Awkward hugs are, well, awkward. Yet, not since hugging was invented can there be displays of affection more horrific than when two people, believing that one phrase can erase both pain and consequence, find themselves caught in the eternity of seconds as they embrace. They are living a lie.
This one. If you “really forgive someone” you’ll instantly be right back at the corner of friendly and awesome. Our guilty consciences play terrible games with broken hearts. What if we aren’t feeling it but believe the myth of an instant and automatic outflow of warmth, joy, and displayed friendliness because we verbalized three little words.
Admitting you said or thought “I forgive you” becomes the adult version of the Get Along Shirt where the person locked into it with you is the very one who knows the precise location of every bruise.
Forgiveness isn’t a simple mind over matter issue for anyone. The greater the personal trespass on my soul, the more shattered and slivered I become, until, maintaining a focus on intentional forgiveness requires so much effort I often lack the ability to do more than remain very still and make feeble attempts, by sheer determination, to function as normally as possible.
Not all cracks and rifts are equal. Some heal quickly, with minimal scarring, while others will change everything about us.
Simple apologies, a word of forgiveness, alone or even together, will never offer enough substance to rebuild. To be candid, there are no clean breaks between people. This type of damage is like two pieces of paper glued together then ripped violently apart. Neither remains whole. No one can honestly deny the shredding happened. Nobody looks good later.

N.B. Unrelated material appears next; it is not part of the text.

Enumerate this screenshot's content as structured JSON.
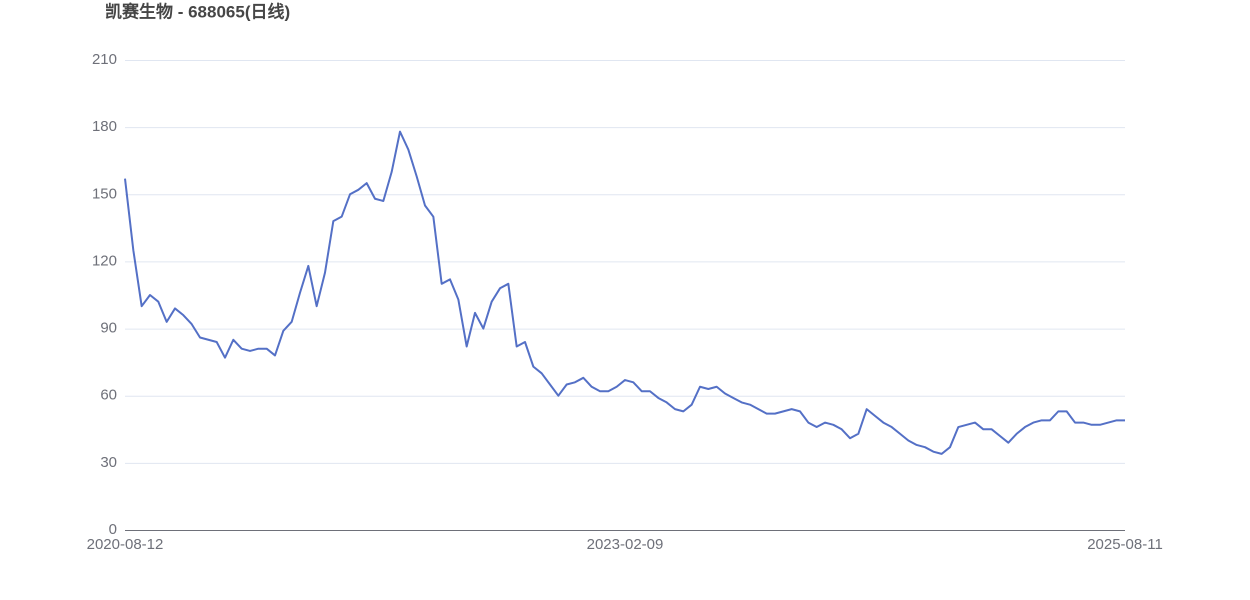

There is an abandoned golf course near where I live. We walk on spongy ground where green plastic mesh shows through what remains of a fairway. Left to the wild animals and elements, the emerald greens and pristine whites one would expect from the premier course it was intended to become are faded into winter’s dull grays and browns. Ponds lie half-empty and algae filled while bridges have deteriorated into the skeleton of a place once filled with promise and hope.
An entire neighborhood sub-culture once planned around the idea of resort living in your own home has turned into a graveyard to ambition.

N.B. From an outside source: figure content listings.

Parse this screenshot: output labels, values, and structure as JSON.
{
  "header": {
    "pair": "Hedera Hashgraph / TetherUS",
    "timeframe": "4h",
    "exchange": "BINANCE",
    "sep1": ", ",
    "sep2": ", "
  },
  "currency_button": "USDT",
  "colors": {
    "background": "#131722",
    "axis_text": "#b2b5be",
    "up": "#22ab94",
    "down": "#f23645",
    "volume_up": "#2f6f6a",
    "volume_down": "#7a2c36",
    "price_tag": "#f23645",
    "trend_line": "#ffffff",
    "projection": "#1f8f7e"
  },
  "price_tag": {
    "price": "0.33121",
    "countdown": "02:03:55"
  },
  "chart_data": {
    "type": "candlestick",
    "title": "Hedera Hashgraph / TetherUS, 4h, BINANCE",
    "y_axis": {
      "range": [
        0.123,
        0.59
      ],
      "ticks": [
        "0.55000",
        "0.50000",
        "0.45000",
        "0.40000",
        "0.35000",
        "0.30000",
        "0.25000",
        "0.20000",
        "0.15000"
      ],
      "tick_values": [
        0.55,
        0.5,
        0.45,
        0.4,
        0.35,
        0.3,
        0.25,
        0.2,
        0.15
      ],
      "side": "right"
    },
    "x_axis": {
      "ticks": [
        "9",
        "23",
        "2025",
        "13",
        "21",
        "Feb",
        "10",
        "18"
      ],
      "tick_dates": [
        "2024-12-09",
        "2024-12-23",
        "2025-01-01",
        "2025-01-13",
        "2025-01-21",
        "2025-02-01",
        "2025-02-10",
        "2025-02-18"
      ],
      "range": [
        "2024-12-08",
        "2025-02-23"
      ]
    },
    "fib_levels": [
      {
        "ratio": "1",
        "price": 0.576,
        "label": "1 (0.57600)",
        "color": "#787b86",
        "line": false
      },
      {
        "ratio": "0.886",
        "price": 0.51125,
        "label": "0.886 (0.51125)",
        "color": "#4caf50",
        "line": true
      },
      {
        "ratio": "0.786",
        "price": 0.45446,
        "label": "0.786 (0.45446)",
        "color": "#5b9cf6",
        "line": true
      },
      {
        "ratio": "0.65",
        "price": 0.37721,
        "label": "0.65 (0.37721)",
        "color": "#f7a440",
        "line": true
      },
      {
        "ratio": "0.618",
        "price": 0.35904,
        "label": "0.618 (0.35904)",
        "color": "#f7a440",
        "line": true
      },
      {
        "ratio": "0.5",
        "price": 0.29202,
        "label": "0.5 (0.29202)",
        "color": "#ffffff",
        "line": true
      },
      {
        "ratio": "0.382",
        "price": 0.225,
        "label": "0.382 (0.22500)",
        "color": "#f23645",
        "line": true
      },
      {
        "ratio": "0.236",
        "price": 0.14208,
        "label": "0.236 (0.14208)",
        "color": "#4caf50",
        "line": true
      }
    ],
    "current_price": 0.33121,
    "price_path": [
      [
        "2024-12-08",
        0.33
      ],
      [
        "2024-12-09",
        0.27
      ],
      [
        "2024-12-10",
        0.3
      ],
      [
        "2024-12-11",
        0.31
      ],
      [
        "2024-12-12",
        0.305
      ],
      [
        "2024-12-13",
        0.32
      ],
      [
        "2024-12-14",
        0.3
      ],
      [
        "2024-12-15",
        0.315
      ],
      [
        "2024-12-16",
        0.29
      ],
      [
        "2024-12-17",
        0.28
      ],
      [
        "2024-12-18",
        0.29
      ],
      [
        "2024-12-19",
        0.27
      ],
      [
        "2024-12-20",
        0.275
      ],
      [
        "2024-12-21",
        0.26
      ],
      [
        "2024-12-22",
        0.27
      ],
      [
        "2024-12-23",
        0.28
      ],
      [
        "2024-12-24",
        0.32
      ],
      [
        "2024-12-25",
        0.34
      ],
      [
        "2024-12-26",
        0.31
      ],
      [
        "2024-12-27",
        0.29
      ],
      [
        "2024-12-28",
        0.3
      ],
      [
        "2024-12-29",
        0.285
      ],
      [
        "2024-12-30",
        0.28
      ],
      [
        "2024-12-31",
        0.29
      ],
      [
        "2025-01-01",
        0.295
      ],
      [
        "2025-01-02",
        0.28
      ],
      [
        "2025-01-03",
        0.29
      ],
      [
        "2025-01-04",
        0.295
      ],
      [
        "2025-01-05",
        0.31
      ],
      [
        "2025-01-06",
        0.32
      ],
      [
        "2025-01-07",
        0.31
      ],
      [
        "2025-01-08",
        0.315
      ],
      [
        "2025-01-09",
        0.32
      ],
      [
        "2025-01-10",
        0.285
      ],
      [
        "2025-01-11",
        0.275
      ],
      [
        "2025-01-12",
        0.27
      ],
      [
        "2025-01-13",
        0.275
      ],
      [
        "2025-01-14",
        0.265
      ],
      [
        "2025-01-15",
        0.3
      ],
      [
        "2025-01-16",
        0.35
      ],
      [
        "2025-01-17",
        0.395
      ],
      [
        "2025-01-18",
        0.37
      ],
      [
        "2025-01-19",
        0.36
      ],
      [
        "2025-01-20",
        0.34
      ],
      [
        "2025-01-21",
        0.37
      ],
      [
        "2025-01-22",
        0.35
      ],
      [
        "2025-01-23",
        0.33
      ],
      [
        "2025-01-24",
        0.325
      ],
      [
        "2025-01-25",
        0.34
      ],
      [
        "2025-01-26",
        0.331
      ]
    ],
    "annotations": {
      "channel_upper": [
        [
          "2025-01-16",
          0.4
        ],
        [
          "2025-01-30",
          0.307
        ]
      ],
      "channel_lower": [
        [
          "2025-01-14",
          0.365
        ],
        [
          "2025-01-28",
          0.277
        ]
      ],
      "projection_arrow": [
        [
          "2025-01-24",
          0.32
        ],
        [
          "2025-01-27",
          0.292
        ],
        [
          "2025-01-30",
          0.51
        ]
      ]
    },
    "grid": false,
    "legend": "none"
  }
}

Agreements failed, water rights arguments waxed long and eloquent, until all that remains is only vaguely seen in the atrophied debris of a dream. Investments were lost. Fortunes shattered.
Now only emptiness and graffiti covered outbuildings with broken windows remain.
Sometimes, friendships are like that.
We have a plan and declare, confidently, that this time we will be beautiful, magnificent.
You are my dream come true!
You complete me!!
Excitedly, we share life and live closely together until there is little more than distance that separates us.
Until… The sharp words, the brokenness, and the thorny places all contrive to drive us apart. Blindly retreating to our separate corners, shaking off our initial surprise, the silence prompts us to start examining what remains of our dream.
Yet, even when apologies are made there is more we need. Even if there is no apology and yet, stalwartly, we have walked through the motions of forgiveness in our hearts and minds, something is missing.
This is different from forgiveness in that it requires an apology, the humbled acknowledgement of hurtful behavior and choices, from the offender and the offended must consent to let go of the very, righteous and justifiable right to remain angry.
We have to be willing to become compatible again. Taking the shambles of our friendship, our marriage, our parent/child relationship, and then commit to work shoulder-to-shoulder doing whatever is necessary to rebuild.
The choice to take part in reconciliation happens over and over.
It begins with being willing to recognize, honestly, when someone was wronged. Yet, beyond just seeing, it requires the offender to refuse to hold any personal right to defend their actions. Even more dangerously, reconciliation forbids the wounded to indulge any vindictive desire to punish their attacker.
If I hurt you, even if I lacked intention, I was wrong. If you hurt me, even if you fully intended to do so, it is not up to me to ensure you to feel the “full weight” of your actions.
We serve a Judge who sees all and metes out the right consequences in His own time.
I can’t tell you what reconciliation looks like for you and your offender. There are too many variables.
But without the beauty of reconciliation and the hours, weeks, years even of work it will take from both of you to diligently pursue godliness, you will never, ever see the beauty of a friendship restored, stronger than before, shining with Grace and the worthwhile brilliance of redemption.
Forgiveness will not always lead to reconciliation. Sometimes the friendship is over and best laid to rest. Yet, it is rarely NOT worth the brutally hard work to rebuild and see God restore the hearts of two people who had previously been at odds.
Reconciliation will always lean heavily on forgiveness. Just as we need oxygen to exist, forgiveness is the fuel driving us to reconcile and find grace, compassion, and kindness within the rubble.
But to say one hasn’t forgiven because there has been no reconciliation is a nasty lie intent on keeping you from seeing the freedom and joy God has for you when you forgive.
When there is no repentance from the one who broke your heart, you can only offer forgiveness. Reconciliation takes two.